Recolección del café. Foto: Infobae |
La cultura informa diferentes elementos y costumbres de diverso rango, algunos de ellos tan importantes e imprescindibles como el idioma hablado y otros que podrían considerarse de segundo orden, sin que por ello tengan una menor visibilidad en la vida cotidiana.
Desde hace ya algunas décadas se observa la apertura de tiendas especializadas en la venta de té en los más variados puntos de la geografía española. Sin pretender condenar el consumo del té —bebida de efectos muy saludables en su punto de infusión— sí podría percibirse cómo detrás del auge de esos establecimientos comerciales se abre paso una costumbre más del budismo en esta sociedad que nos quieren imponer como irreversiblemente laica y neopagana.
Frente a esta tendencia ¿subliminal?, no podemos olvidar que la Hispanidad no es una cultura del té, es más bien, es una cultura del café, por referirnos ahora a una bebida no alcohólica y de efectos principalmente estimulantes.
Ceremonia del té en Japón
Con tanto Buda de por medio, es un mérito más de España, esta vez por omisión, no haber sido pionera en introducir el conocimiento de esta planta ni en el continente europeo ni, mucho menos, en Las Españas de ultramar. Los primeros europeos que conocieron de la existencia del té fueron los portugueses, a través de sus posesiones en la India. Una infanta portuguesa, Catalina de Braganza, que se casó con Carlos II de Inglaterra, difundió el té en la corte inglesa. No obstante, cincuenta años antes de esa boda, en 1610, parece que la Compañía Holandesa de las Indias Orientales había sido la primera empresa en importar un gran cargamento de té hasta Holanda.

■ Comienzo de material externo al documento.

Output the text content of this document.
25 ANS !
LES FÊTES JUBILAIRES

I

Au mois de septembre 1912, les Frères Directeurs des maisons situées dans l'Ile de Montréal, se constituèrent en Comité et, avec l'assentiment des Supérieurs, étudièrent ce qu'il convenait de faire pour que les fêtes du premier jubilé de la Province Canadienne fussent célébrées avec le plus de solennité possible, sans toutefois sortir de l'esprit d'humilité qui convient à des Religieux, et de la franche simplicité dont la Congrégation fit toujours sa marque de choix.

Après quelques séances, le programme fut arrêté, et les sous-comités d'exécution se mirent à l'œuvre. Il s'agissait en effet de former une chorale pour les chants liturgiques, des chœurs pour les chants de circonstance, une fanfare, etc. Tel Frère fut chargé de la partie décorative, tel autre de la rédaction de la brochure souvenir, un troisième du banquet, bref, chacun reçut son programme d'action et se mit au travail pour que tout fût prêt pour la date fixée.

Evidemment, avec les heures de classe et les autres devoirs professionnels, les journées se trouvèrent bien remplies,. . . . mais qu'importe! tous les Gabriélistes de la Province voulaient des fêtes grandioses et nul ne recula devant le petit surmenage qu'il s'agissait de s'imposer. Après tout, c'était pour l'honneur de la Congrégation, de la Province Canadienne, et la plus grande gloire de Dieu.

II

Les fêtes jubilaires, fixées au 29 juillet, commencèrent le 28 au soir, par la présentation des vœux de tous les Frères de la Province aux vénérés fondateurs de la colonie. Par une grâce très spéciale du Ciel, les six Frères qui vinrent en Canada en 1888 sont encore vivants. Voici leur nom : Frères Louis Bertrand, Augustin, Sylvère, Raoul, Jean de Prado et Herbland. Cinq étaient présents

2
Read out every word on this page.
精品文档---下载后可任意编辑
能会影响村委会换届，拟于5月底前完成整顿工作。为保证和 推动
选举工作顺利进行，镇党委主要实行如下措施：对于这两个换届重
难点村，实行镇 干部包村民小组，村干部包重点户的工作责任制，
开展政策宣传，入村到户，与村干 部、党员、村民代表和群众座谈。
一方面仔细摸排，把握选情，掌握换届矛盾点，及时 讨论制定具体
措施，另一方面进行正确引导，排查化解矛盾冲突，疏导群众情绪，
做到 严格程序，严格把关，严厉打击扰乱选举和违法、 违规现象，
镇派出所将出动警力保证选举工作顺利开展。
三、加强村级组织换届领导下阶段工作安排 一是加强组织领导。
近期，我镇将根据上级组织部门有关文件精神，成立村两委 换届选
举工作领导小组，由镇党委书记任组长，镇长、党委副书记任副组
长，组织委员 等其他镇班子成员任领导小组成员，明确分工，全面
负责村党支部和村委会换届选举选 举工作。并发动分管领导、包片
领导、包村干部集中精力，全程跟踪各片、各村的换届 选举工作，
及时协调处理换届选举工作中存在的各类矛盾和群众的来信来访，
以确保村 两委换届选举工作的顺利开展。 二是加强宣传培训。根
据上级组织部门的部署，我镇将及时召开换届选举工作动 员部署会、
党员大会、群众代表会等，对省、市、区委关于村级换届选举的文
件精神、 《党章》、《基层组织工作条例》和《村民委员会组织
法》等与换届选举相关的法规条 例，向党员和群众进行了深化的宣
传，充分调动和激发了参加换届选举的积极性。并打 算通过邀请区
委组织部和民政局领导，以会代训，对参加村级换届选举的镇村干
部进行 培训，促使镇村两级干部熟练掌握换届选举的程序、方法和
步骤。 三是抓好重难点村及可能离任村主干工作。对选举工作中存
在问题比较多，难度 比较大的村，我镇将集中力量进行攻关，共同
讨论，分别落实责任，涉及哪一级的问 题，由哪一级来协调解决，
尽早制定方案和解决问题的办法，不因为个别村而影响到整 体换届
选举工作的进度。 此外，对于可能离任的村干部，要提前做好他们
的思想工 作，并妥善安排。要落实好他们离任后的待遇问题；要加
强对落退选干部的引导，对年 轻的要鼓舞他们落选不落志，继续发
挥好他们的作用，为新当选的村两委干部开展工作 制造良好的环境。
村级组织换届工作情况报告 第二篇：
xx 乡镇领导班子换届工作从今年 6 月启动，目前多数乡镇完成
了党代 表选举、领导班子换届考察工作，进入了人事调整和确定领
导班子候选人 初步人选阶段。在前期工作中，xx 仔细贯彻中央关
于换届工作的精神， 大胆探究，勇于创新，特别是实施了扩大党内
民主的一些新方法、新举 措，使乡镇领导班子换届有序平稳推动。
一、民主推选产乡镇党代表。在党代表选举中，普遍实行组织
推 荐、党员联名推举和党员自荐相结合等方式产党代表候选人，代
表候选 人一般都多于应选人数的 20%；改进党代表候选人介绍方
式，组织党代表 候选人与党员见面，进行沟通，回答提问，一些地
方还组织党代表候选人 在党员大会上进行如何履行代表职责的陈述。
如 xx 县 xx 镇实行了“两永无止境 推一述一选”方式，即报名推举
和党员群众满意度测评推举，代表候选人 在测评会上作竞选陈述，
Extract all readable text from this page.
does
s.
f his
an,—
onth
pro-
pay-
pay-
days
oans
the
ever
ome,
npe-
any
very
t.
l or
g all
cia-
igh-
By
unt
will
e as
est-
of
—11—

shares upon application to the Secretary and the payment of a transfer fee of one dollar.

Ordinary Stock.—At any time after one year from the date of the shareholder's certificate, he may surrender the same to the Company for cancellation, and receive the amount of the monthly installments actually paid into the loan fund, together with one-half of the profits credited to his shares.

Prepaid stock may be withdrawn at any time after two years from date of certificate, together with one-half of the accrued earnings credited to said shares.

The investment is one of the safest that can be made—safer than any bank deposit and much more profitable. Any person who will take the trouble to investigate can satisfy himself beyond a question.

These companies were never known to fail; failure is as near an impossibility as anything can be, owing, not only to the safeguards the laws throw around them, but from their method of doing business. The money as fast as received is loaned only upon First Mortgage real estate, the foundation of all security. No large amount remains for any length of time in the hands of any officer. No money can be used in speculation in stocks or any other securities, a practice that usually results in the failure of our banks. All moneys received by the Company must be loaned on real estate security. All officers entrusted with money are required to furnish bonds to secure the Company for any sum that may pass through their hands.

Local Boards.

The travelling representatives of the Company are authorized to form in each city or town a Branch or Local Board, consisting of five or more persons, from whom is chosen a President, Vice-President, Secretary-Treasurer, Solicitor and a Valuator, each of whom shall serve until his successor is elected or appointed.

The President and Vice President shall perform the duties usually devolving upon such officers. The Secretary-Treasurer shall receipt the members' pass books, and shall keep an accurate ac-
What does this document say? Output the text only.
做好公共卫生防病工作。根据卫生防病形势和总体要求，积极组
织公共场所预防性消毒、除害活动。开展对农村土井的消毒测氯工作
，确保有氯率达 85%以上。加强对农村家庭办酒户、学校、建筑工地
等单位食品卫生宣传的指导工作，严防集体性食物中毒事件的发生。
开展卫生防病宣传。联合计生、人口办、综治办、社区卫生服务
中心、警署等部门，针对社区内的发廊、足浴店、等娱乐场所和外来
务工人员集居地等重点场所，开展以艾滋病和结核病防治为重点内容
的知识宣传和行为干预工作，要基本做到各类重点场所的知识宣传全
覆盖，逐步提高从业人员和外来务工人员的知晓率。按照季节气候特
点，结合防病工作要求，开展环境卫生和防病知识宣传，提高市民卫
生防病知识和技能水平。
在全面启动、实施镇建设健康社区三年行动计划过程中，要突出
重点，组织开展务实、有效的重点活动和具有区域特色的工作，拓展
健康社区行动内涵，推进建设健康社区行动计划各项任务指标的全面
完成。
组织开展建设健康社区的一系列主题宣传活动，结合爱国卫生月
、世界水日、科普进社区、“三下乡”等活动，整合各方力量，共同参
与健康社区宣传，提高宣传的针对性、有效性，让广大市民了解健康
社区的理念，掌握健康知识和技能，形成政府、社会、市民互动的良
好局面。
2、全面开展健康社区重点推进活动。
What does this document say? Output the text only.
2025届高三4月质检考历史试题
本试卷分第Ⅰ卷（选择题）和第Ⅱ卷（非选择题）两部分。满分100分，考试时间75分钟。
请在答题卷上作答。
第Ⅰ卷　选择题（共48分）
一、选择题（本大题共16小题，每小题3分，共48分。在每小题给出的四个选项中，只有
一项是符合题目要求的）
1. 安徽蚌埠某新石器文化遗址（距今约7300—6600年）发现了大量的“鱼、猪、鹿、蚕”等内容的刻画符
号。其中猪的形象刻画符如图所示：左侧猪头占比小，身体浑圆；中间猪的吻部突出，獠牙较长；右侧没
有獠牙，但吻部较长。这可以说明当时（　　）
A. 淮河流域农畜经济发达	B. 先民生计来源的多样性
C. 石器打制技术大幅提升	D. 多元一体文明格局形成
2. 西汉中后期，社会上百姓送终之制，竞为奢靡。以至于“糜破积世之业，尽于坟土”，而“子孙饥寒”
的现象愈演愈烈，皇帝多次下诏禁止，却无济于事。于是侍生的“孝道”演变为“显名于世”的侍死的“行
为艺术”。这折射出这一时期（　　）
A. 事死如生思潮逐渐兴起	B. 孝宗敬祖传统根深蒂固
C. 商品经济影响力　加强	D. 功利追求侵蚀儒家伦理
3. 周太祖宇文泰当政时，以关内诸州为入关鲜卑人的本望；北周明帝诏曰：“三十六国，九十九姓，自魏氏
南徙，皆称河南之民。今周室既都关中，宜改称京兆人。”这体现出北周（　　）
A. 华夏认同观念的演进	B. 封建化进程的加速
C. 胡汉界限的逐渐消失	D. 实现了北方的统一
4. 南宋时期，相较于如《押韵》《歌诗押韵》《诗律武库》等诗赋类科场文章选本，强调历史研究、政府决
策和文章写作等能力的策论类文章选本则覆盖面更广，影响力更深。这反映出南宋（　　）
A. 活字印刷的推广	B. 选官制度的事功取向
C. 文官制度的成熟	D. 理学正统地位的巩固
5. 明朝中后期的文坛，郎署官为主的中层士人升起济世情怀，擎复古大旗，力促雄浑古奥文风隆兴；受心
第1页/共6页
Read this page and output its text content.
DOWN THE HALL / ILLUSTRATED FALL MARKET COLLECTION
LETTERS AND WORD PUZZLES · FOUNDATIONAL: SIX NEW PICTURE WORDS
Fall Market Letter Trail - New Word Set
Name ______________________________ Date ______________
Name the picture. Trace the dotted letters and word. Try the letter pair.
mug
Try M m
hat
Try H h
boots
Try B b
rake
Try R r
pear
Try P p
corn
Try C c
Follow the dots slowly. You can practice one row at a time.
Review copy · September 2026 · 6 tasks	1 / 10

Los ingleses se sumaron rápidamente a esta moda, a imitación de su reina, y llevaron la hierba del té a sus colonias donde acabó adquiriendo incluso connotaciones revolucionarias desde el Tea Party o Motín del Té de Boston.
Puede defenderse en cambio, que la planta de cuyos granos se extrae el café tuvo su origen remoto en Etiopía. Empezamos bien, pues fue un etíope uno de los primeros conversos a la Fe verdadera que le predicó el Apóstol San Felipe, según se lee en el libro de los Hechos de los Apóstoles. En Etiopía arraigó el cristianismo desde los primeros siglos de nuestra era. Pero volvamos al café, que desde África acabó siendo transportado a Europa a través de comerciantes de la Península Itálica, pues allí el café ya era conocido en el siglo XVII y lo degustaban con naturalidad y elegancia damas y caballeros del Reino de Las Dos Sicilias.
Se atribuye a los misioneros jesuitas la introducción de la planta del café en el virreinato de Nueva Granada (actual Colombia). el jesuita José Gumilla narra con sencillez en su libro El Orinoco Ilustrado (1730) cómo prosperaban los cafetales en su misión de Santa Teresa de Tabajé, próxima a la desembocadura del río Meta en el Orinoco.
Además de los jesuitas, otros sacerdotes unieron sus esfuerzos apostólicos en beneficio del cultivo del café en la Nueva Granada. Se cuenta que, en Salazar de las Palmas, un pueblo del Norte de Santander, un sacerdote imponía a sus feligreses como penitencia tras la confesión precisamente sembrar café. No ha llegado hasta nosotros cuantos cafetos había que plantar en función de qué pecados, pero la historia es real y acredita que el café tiene reminiscencias católicas y, por lo tanto, pertenece a la cultura de la Hispanidad.
Desde allí se extendió a otros países de Hispanoamérica que producen café de calidad: Brasil, Costa Rica, Méjico, Guatemala son los más relevantes. Eso sí, se difundió sin necesidad de inventarse ningún ritual o ceremonia en torno al consumo de esta bebida, pues en la Hispanidad, como parte integrante de la Cristiandad ya tenemos, excelso, el Santo Sacrificio del altar.